Despite encouraging experimental results, we recognize that various limitations of our study remain to be addressed. We used narrow beams at the boundary between regions with different attenuation values during scanning and optimized the helical pitch to match the beam width to maintain a fixed pitch. However, for this technique to be applied in clinical practice, the beam width and couch-top motion must be mechanically adjustable during scanning. In general, CT scans have a predefined scanning protocol.
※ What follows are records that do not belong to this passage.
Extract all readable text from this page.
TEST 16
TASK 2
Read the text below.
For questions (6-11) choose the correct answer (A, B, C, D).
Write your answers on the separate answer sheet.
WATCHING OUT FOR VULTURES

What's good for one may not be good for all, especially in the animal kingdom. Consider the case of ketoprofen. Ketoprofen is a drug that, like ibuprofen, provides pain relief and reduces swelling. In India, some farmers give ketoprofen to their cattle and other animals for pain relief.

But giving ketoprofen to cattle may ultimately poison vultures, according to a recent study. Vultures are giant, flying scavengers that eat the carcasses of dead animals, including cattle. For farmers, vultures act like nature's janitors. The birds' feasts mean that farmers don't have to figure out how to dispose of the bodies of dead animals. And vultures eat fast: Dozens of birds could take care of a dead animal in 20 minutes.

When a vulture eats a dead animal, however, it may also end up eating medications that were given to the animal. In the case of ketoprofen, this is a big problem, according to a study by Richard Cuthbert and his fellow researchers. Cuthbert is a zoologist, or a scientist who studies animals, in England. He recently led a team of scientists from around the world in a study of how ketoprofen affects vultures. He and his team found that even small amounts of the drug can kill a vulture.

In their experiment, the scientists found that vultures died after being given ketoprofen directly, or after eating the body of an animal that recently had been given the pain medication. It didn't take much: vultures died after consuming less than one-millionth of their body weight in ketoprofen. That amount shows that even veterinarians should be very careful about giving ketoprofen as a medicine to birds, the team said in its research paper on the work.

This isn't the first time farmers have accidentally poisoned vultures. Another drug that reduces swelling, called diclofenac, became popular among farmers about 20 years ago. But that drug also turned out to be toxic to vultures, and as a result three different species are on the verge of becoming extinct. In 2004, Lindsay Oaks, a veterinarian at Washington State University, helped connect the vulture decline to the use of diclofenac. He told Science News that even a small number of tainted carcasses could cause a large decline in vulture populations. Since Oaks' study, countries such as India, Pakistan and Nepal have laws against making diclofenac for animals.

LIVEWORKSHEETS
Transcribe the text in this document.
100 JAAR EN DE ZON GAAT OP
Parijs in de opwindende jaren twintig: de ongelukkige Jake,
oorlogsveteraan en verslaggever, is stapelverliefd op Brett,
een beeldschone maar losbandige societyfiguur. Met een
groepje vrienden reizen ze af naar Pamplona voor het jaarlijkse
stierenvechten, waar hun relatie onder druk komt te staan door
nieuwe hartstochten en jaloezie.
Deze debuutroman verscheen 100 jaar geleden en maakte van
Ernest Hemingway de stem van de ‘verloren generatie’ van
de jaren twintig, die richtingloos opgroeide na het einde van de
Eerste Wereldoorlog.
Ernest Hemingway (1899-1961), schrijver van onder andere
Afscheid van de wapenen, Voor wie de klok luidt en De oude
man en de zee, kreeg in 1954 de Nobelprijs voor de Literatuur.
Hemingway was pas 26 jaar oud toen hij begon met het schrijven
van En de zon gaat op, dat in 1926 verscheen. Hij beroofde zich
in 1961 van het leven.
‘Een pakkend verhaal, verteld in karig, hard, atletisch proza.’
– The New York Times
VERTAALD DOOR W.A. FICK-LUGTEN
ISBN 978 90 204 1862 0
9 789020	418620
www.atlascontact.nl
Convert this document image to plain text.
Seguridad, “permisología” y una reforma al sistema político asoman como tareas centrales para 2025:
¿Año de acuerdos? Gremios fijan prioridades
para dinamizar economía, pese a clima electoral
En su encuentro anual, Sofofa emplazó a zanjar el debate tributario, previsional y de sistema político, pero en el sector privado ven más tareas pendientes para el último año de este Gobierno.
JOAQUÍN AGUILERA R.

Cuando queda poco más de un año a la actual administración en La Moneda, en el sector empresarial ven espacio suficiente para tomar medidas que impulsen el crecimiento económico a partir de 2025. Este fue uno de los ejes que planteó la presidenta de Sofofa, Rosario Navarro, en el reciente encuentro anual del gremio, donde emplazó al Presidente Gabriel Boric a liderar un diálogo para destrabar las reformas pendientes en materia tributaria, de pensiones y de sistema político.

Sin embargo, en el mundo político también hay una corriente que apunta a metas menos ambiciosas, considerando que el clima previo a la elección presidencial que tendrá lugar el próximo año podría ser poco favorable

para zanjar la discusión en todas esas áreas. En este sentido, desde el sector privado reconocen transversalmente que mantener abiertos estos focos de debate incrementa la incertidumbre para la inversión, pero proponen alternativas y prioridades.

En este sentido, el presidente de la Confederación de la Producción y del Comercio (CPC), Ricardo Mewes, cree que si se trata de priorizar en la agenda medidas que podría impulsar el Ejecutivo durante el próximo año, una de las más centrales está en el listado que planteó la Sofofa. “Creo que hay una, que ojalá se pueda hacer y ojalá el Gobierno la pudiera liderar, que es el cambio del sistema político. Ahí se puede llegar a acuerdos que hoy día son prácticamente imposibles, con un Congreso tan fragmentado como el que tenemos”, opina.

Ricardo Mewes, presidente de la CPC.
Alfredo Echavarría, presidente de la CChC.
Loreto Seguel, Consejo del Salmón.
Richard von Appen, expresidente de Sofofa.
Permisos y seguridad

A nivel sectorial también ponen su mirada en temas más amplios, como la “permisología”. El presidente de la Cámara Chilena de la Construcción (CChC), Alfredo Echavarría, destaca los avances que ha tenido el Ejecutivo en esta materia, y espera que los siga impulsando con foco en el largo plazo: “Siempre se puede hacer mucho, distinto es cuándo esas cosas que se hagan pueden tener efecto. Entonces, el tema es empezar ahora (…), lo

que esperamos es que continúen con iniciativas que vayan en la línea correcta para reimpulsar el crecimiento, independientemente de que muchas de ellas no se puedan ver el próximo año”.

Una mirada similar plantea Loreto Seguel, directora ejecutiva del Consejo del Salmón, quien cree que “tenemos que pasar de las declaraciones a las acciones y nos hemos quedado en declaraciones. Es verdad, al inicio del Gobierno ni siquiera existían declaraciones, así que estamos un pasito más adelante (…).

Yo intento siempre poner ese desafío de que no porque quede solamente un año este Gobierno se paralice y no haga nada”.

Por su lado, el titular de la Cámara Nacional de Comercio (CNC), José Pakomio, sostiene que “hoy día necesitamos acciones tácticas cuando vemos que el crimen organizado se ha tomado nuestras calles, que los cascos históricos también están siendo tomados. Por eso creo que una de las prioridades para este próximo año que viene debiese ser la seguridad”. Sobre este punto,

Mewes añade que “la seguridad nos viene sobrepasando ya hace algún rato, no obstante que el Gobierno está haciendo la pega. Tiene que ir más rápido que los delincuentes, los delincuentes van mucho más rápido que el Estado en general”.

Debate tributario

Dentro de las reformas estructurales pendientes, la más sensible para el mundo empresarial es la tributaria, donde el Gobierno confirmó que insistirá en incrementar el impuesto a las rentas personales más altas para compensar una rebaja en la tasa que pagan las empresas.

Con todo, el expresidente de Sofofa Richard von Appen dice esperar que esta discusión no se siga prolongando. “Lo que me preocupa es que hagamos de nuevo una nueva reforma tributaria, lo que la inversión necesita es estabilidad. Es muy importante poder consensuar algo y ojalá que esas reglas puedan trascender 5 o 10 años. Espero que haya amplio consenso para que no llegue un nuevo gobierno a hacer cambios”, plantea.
The collimator, which is located close to the X-ray source, is selected before scanning to match the beam width, or it adjusts the beam width by opening/closing along the z-axis direction through two apertures [17]. Dynamic or adaptive collimators are being introduced into the latest wide-beam CT scanners to reduce overranging doses, enabling a structurally similar technique [18–20]. Additionally, controlling the couch-top motion during scanning through techniques such as the variable helical pitch scanning is now commercially available [16]. Another issue with the proposed technique is the increasing scan time due to the narrower beam. When the 10 mm beam width was applied for the head–neck scan (Table 2), the scan time in the attenuation location (slices 11–20) increased from 2.58 to 4.87 s. In the attenuation location (slices 41–56) of the chest phantom, which resembles the characteristics of the human body, the scan time increased from 2.12 to 3.94 s when the 20 mm beam width was applied instead of the 40 mm beam width. In other words, at the attenuation location, the scan time was increased by 85.8% for the 20 mm beam width compared with the 40 mm beam width. However, the total chest scan time of a 40 mm beam width was 7.67 s, which increased to 9.46 s when a 20 mm beam width was applied at a specific attenuation location. Thus, the total chest scan time increased by 23.7%. Nevertheless, a shorter tube rotation time can reduce the scan time at boundaries when applying narrower beams.
Conclusions
In this study, we propose a CT scanning technique that maintains the pitch by optimizing the beam width and helical pitch at the boundary between regions with different attenuation values. We also verified that the proposed technique improves image quality without increasing the radiation dose. The study results indicate that our technique applies an existing CT scanning approach that, if adopted in clinical practice, will enable further improvement in image quality.
Declaration of interests
The authors declare no conflicts of interest.
Footnotes
Acknowledgments
We would like to express our sincere gratitude to Wonju Severance Christian Hospital for their generous support for this experiment.